Americans are soul-searching again in the wake of a violent expression of hatred, the Midwest shooting spree of Benjamin N. Smith last weekend. What caused him to do this? What could have prevented it?
There is no simple answer. Something evil clicked in Smith's mind to push him across the line from racist thought to violent action. Perhaps it was the recent decision by Illinois authorities to deny a license to practice law to Matthew Hale, leader of the World Church of the Creator, a hate group that Smith followed. The state bar rightly ruled that Hale's virulent beliefs were a "gross defect in moral character."
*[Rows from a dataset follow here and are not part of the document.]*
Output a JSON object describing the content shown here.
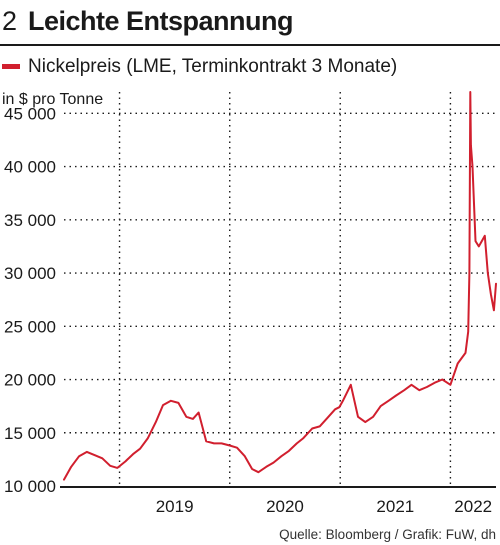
{
  "header": {
    "number": "2",
    "title": "Leichte Entspannung"
  },
  "legend": {
    "label": "Nickelpreis (LME, Terminkontrakt 3 Monate)",
    "color": "#d11f2e"
  },
  "unit_label": "in $ pro Tonne",
  "source": "Quelle: Bloomberg / Grafik: FuW, dh",
  "chart_data": {
    "type": "line",
    "title": "Leichte Entspannung",
    "ylabel": "in $ pro Tonne",
    "ylim": [
      10000,
      47000
    ],
    "yticks": [
      10000,
      15000,
      20000,
      25000,
      30000,
      35000,
      40000,
      45000
    ],
    "ytick_labels": [
      "10 000",
      "15 000",
      "20 000",
      "25 000",
      "30 000",
      "35 000",
      "40 000",
      "45 000"
    ],
    "xlim": [
      "2018-07-01",
      "2022-06-01"
    ],
    "x_year_labels": [
      "2019",
      "2020",
      "2021",
      "2022"
    ],
    "grid": true,
    "series": [
      {
        "name": "Nickelpreis (LME, Terminkontrakt 3 Monate)",
        "color": "#d11f2e",
        "x": [
          "2018-07-01",
          "2018-07-25",
          "2018-08-20",
          "2018-09-15",
          "2018-10-10",
          "2018-11-05",
          "2018-12-01",
          "2018-12-25",
          "2019-01-20",
          "2019-02-15",
          "2019-03-10",
          "2019-04-05",
          "2019-05-01",
          "2019-05-25",
          "2019-06-20",
          "2019-07-15",
          "2019-08-10",
          "2019-09-01",
          "2019-09-20",
          "2019-10-15",
          "2019-11-10",
          "2019-12-05",
          "2020-01-01",
          "2020-01-25",
          "2020-02-20",
          "2020-03-15",
          "2020-04-05",
          "2020-05-01",
          "2020-05-25",
          "2020-06-20",
          "2020-07-15",
          "2020-08-10",
          "2020-09-01",
          "2020-09-30",
          "2020-10-25",
          "2020-11-20",
          "2020-12-15",
          "2020-12-29",
          "2021-01-10",
          "2021-02-05",
          "2021-03-01",
          "2021-03-25",
          "2021-04-20",
          "2021-05-15",
          "2021-06-10",
          "2021-07-05",
          "2021-08-01",
          "2021-08-25",
          "2021-09-20",
          "2021-10-15",
          "2021-11-10",
          "2021-12-05",
          "2022-01-01",
          "2022-01-25",
          "2022-02-20",
          "2022-03-01",
          "2022-03-05",
          "2022-03-08",
          "2022-03-10",
          "2022-03-15",
          "2022-03-25",
          "2022-04-05",
          "2022-04-15",
          "2022-04-25",
          "2022-05-05",
          "2022-05-15",
          "2022-05-25",
          "2022-06-01"
        ],
        "values": [
          10600,
          11800,
          12800,
          13200,
          12900,
          12600,
          11900,
          11700,
          12300,
          13000,
          13500,
          14500,
          16000,
          17600,
          18000,
          17800,
          16500,
          16300,
          16900,
          14200,
          14000,
          14000,
          13800,
          13600,
          12800,
          11600,
          11300,
          11800,
          12200,
          12800,
          13300,
          14000,
          14500,
          15400,
          15600,
          16400,
          17200,
          17400,
          18000,
          19500,
          16500,
          16000,
          16500,
          17500,
          18000,
          18500,
          19000,
          19500,
          19000,
          19300,
          19700,
          20000,
          19500,
          21500,
          22500,
          24500,
          30000,
          47000,
          42000,
          40000,
          33000,
          32500,
          33000,
          33500,
          30000,
          28000,
          26500,
          29000
        ]
      }
    ]
  }
}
By the time Smith, 21, took his own life late Sunday, two people were dead and at least nine had been wounded--blacks, Orthodox Jews, Asians. This was the most recent hate-motivated crime in a horrifying series--the dragging death of a black man in Texas, the slaying of a young gay man in Wyoming, the Colorado shootings in April and the firebombing of three synagogues in Sacramento last month.
Clearly Smith was disturbed, a young man who felt himself an outcast, much like the two youths who went on the murderous rampage at Columbine High School.
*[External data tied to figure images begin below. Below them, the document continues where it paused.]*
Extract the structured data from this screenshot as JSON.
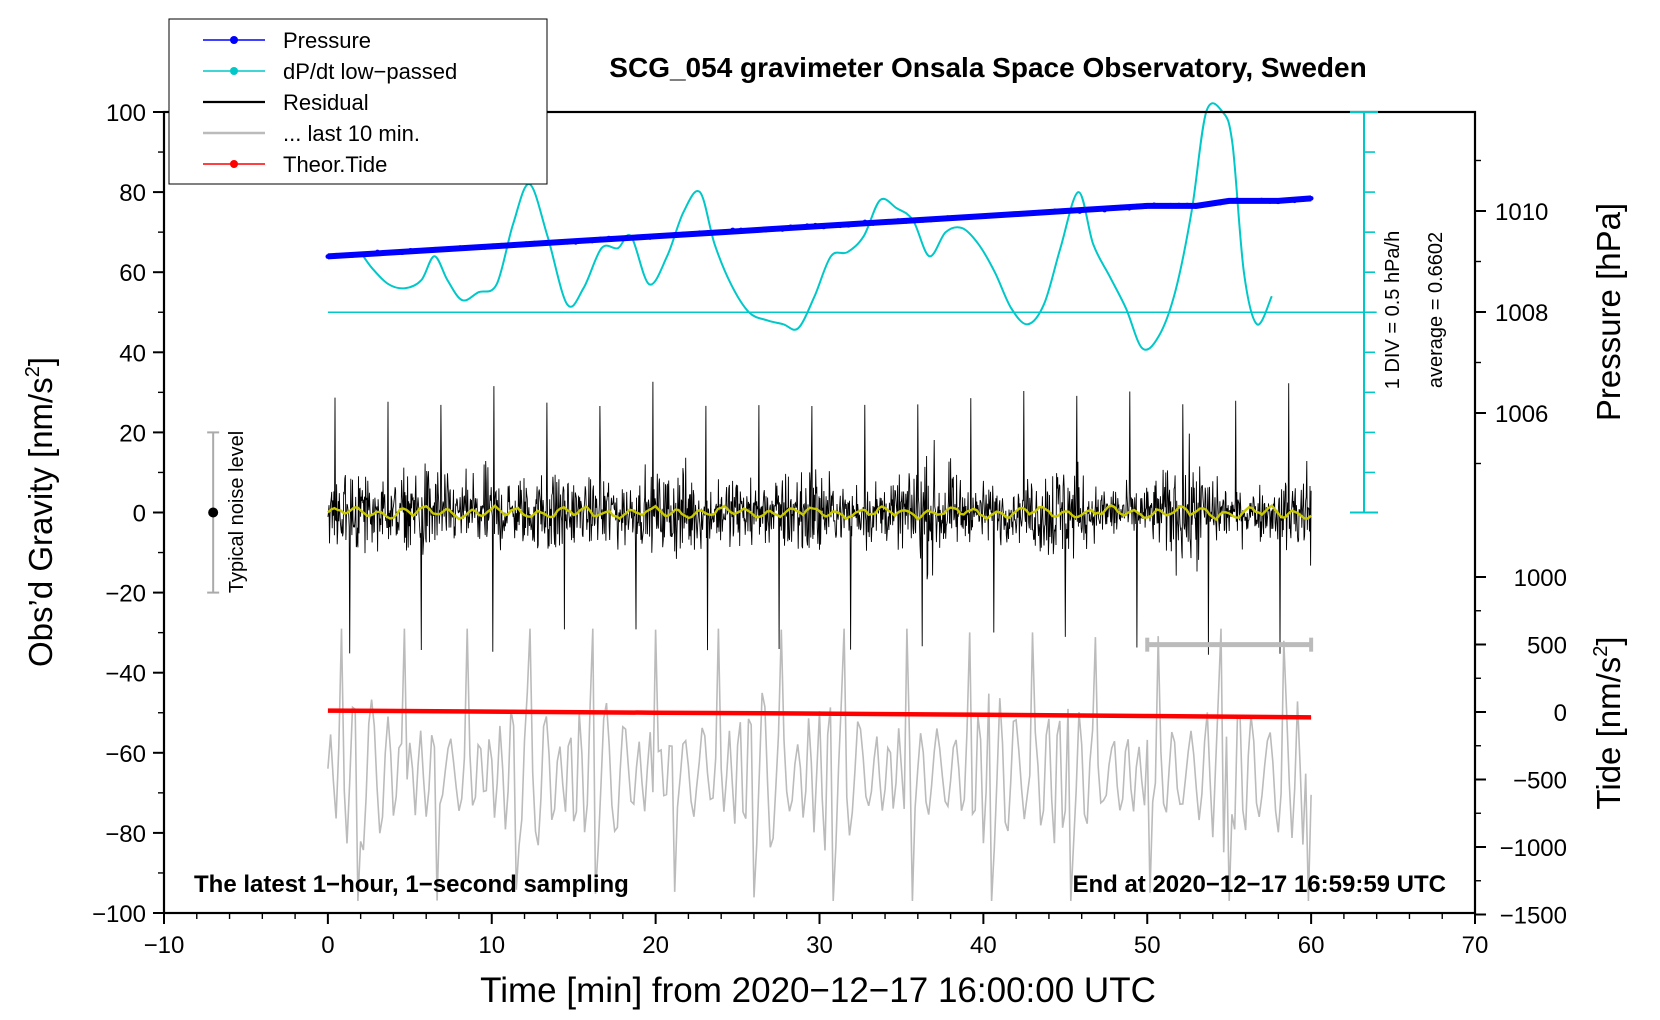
{
  "chart_data": {
    "type": "line",
    "title": "SCG_054 gravimeter Onsala Space Observatory, Sweden",
    "xlabel": "Time [min] from 2020−12−17 16:00:00 UTC",
    "ylabel_left": "Obs’d Gravity [nm/s",
    "ylabel_left_sup": "2",
    "ylabel_left_close": "]",
    "ylabel_right_pressure": "Pressure [hPa]",
    "ylabel_right_tide": "Tide [nm/s",
    "ylabel_right_tide_sup": "2",
    "ylabel_right_tide_close": "]",
    "xlim": [
      -10,
      70
    ],
    "ylim": [
      -100,
      100
    ],
    "x_ticks": [
      -10,
      0,
      10,
      20,
      30,
      40,
      50,
      60,
      70
    ],
    "x_tick_labels": [
      "−10",
      "0",
      "10",
      "20",
      "30",
      "40",
      "50",
      "60",
      "70"
    ],
    "y_ticks": [
      -100,
      -80,
      -60,
      -40,
      -20,
      0,
      20,
      40,
      60,
      80,
      100
    ],
    "y_tick_labels": [
      "−100",
      "−80",
      "−60",
      "−40",
      "−20",
      "0",
      "20",
      "40",
      "60",
      "80",
      "100"
    ],
    "pressure_axis": {
      "ticks": [
        1006,
        1008,
        1010
      ],
      "tick_labels": [
        "1006",
        "1008",
        "1010"
      ],
      "range": [
        1004,
        1012
      ]
    },
    "tide_axis": {
      "ticks": [
        -1500,
        -1000,
        -500,
        0,
        500,
        1000
      ],
      "tick_labels": [
        "−1500",
        "−1000",
        "−500",
        "0",
        "500",
        "1000"
      ],
      "range": [
        -1500,
        1000
      ]
    },
    "dpdt_scale_label": "1 DIV = 0.5 hPa/h",
    "dpdt_average_label": "average = 0.6602",
    "dpdt_baseline_gravity": 50,
    "noise_bar": {
      "x": -7,
      "center": 0,
      "half_range": 20,
      "label": "Typical noise level"
    },
    "last10_bar": {
      "x_start": 50,
      "x_end": 60,
      "y": -33
    },
    "footer_left": "The latest 1−hour, 1−second sampling",
    "footer_right": "End at 2020−12−17 16:59:59 UTC",
    "legend": [
      {
        "label": "Pressure",
        "color": "#0000ff",
        "marker": true
      },
      {
        "label": "dP/dt low−passed",
        "color": "#00c8c8",
        "marker": true
      },
      {
        "label": "Residual",
        "color": "#000000",
        "marker": false
      },
      {
        "label": "... last 10 min.",
        "color": "#bbbbbb",
        "marker": false
      },
      {
        "label": "Theor.Tide",
        "color": "#ff0000",
        "marker": true
      }
    ],
    "series": [
      {
        "name": "Pressure",
        "axis": "pressure_hPa",
        "color": "#0000ff",
        "x": [
          0,
          5,
          10,
          15,
          20,
          25,
          30,
          35,
          40,
          45,
          50,
          53,
          55,
          58,
          60
        ],
        "y": [
          1009.1,
          1009.2,
          1009.3,
          1009.4,
          1009.5,
          1009.6,
          1009.7,
          1009.8,
          1009.9,
          1010.0,
          1010.1,
          1010.1,
          1010.2,
          1010.2,
          1010.25
        ]
      },
      {
        "name": "dP/dt low−passed",
        "axis": "gravity_display",
        "color": "#00c8c8",
        "x": [
          2,
          2.7,
          3.7,
          4.7,
          5.7,
          6.5,
          7.3,
          8.2,
          9.2,
          10.3,
          11.3,
          12.3,
          13.4,
          14.6,
          15.6,
          16.7,
          17.7,
          18.5,
          19.6,
          20.7,
          21.7,
          22.7,
          23.6,
          24.6,
          25.7,
          26.8,
          27.8,
          28.7,
          29.7,
          30.7,
          31.7,
          32.7,
          33.7,
          34.7,
          35.7,
          36.7,
          37.7,
          38.7,
          39.7,
          40.7,
          41.7,
          42.7,
          43.7,
          44.7,
          45.8,
          46.7,
          47.7,
          48.7,
          49.7,
          50.7,
          51.7,
          52.7,
          53.6,
          54.6,
          55.2,
          55.9,
          56.7,
          57.6
        ],
        "y": [
          65,
          61,
          57,
          56,
          58,
          64,
          58,
          53,
          55,
          57,
          72,
          82,
          69,
          52,
          56,
          66,
          66,
          69,
          57,
          64,
          75,
          80,
          67,
          57,
          50,
          48,
          47,
          46,
          54,
          64,
          65,
          69,
          78,
          76,
          73,
          64,
          70,
          71,
          67,
          60,
          51,
          47,
          52,
          66,
          80,
          67,
          59,
          51,
          41,
          44,
          55,
          75,
          100,
          100,
          92,
          60,
          47,
          54
        ]
      },
      {
        "name": "Residual",
        "axis": "gravity",
        "color": "#000000",
        "summary": {
          "x_range": [
            0,
            60
          ],
          "mean": 0,
          "typical_amplitude": 15,
          "peak_max": 33,
          "peak_min": -36
        }
      },
      {
        "name": "Residual smoothed",
        "axis": "gravity",
        "color": "#c8c800",
        "summary": {
          "x_range": [
            0,
            60
          ],
          "mean": 0,
          "typical_amplitude": 1.5
        }
      },
      {
        "name": "Theor.Tide",
        "axis": "tide_nm_s2",
        "color": "#ff0000",
        "x": [
          0,
          10,
          20,
          30,
          40,
          50,
          60
        ],
        "y": [
          10,
          3,
          -5,
          -12,
          -20,
          -30,
          -40
        ]
      },
      {
        "name": "... last 10 min.",
        "axis": "gravity",
        "color": "#bbbbbb",
        "summary": {
          "x_range": [
            0,
            60
          ],
          "mean": -65,
          "typical_amplitude": 15,
          "peak_max": -29,
          "peak_min": -97
        }
      }
    ]
  }
}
The law properly if painfully protected Smith's freedom to air his views so long as they did not constitute a specific threat of violence--though certainly law enforcement should continue to monitor hate groups like Hale's "church" for threats or warnings of violence. And Hale should face the repulsion of society. But it's not likely that any new law could be crafted that would curb a violent outburst like Smith's.
In fact, Smith had been rejected when he tried to buy firearms from a licensed dealer, stymied by a protective order brought against him after he beat a former girlfriend. But he subsequently bought two guns from an illegal street dealer.
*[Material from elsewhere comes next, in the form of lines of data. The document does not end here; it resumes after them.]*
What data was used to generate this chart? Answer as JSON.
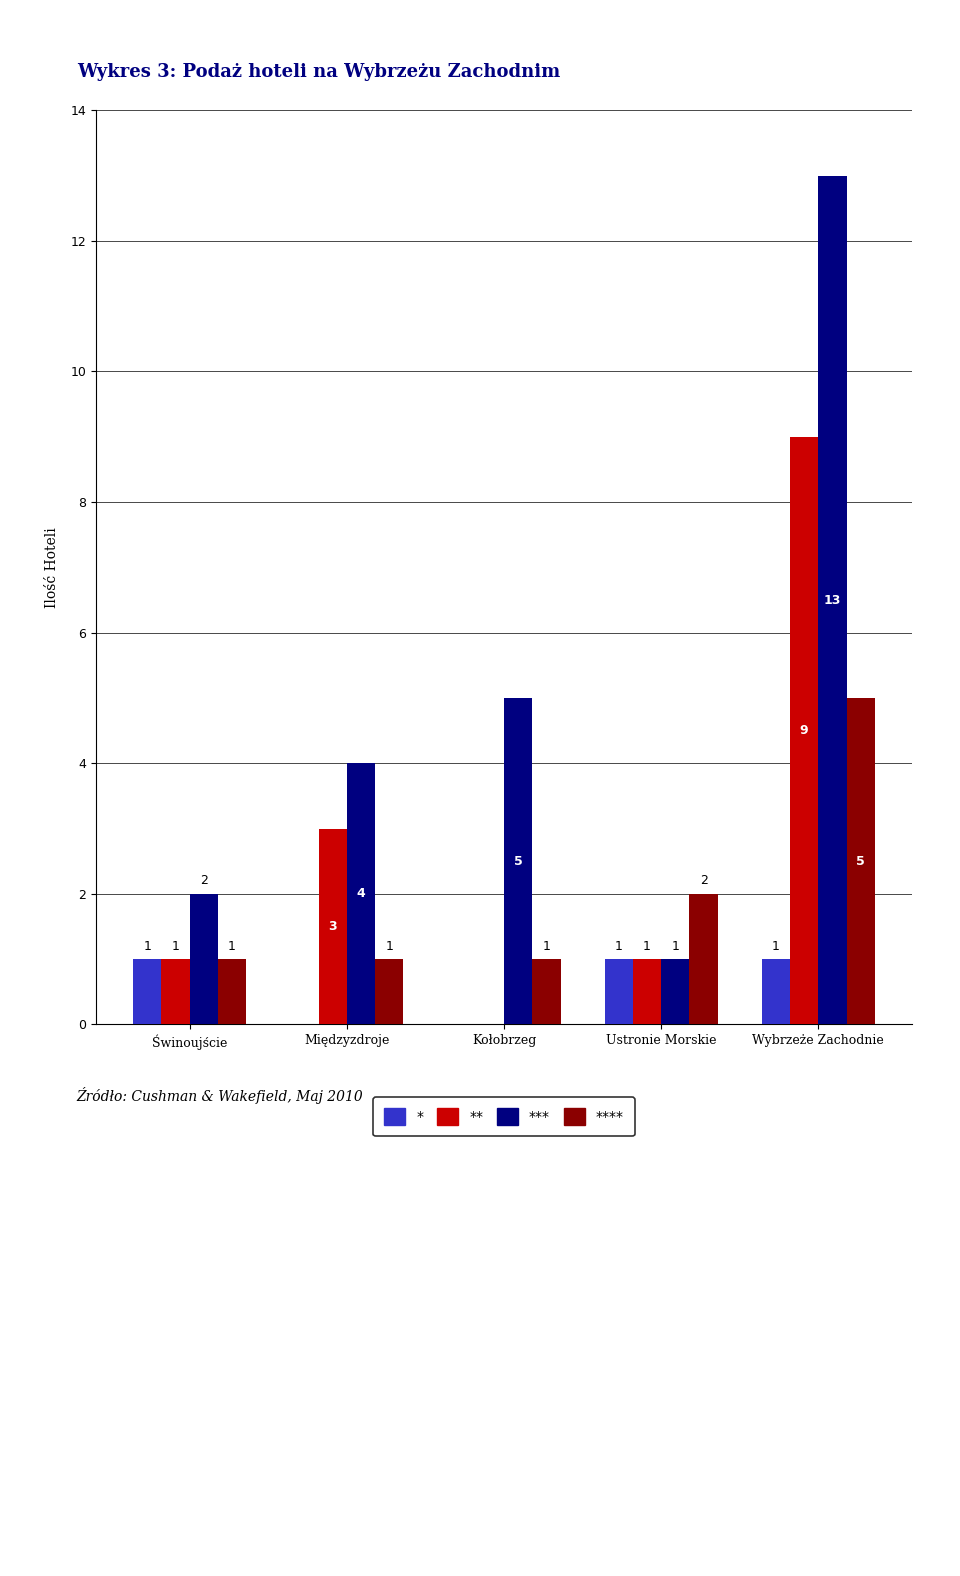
{
  "title": "Wykres 3: Podaż hoteli na Wybrzeżu Zachodnim",
  "ylabel": "Ilość Hoteli",
  "categories": [
    "Świnoujście",
    "Międzyzdroje",
    "Kołobrzeg",
    "Ustronie Morskie",
    "Wybrzeże Zachodnie"
  ],
  "series": {
    "*": [
      1,
      0,
      0,
      1,
      1
    ],
    "**": [
      1,
      3,
      0,
      1,
      9
    ],
    "***": [
      2,
      4,
      5,
      1,
      13
    ],
    "****": [
      1,
      1,
      1,
      2,
      5
    ]
  },
  "colors": {
    "*": "#3333CC",
    "**": "#CC0000",
    "***": "#000080",
    "****": "#8B0000"
  },
  "ylim": [
    0,
    14
  ],
  "yticks": [
    0,
    2,
    4,
    6,
    8,
    10,
    12,
    14
  ],
  "source": "Źródło: Cushman & Wakefield, Maj 2010",
  "title_color": "#000080",
  "bar_width": 0.18,
  "label_fontsize": 9,
  "title_fontsize": 13,
  "axis_label_fontsize": 10,
  "tick_fontsize": 9,
  "source_fontsize": 10
}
Some claim we are becoming a more prejudiced society, but there is no evidence of that. Nevertheless the increase in reports of hate-related violence is cause for serious concern. Americans must respond to all forms of hatred with the united force of public opinion. The perpetrators of violence must be caught and prosecuted to the fullest extent of the law. And the weight of justice should bear on those who provide the weapons used by hate-filled people to carry out crimes.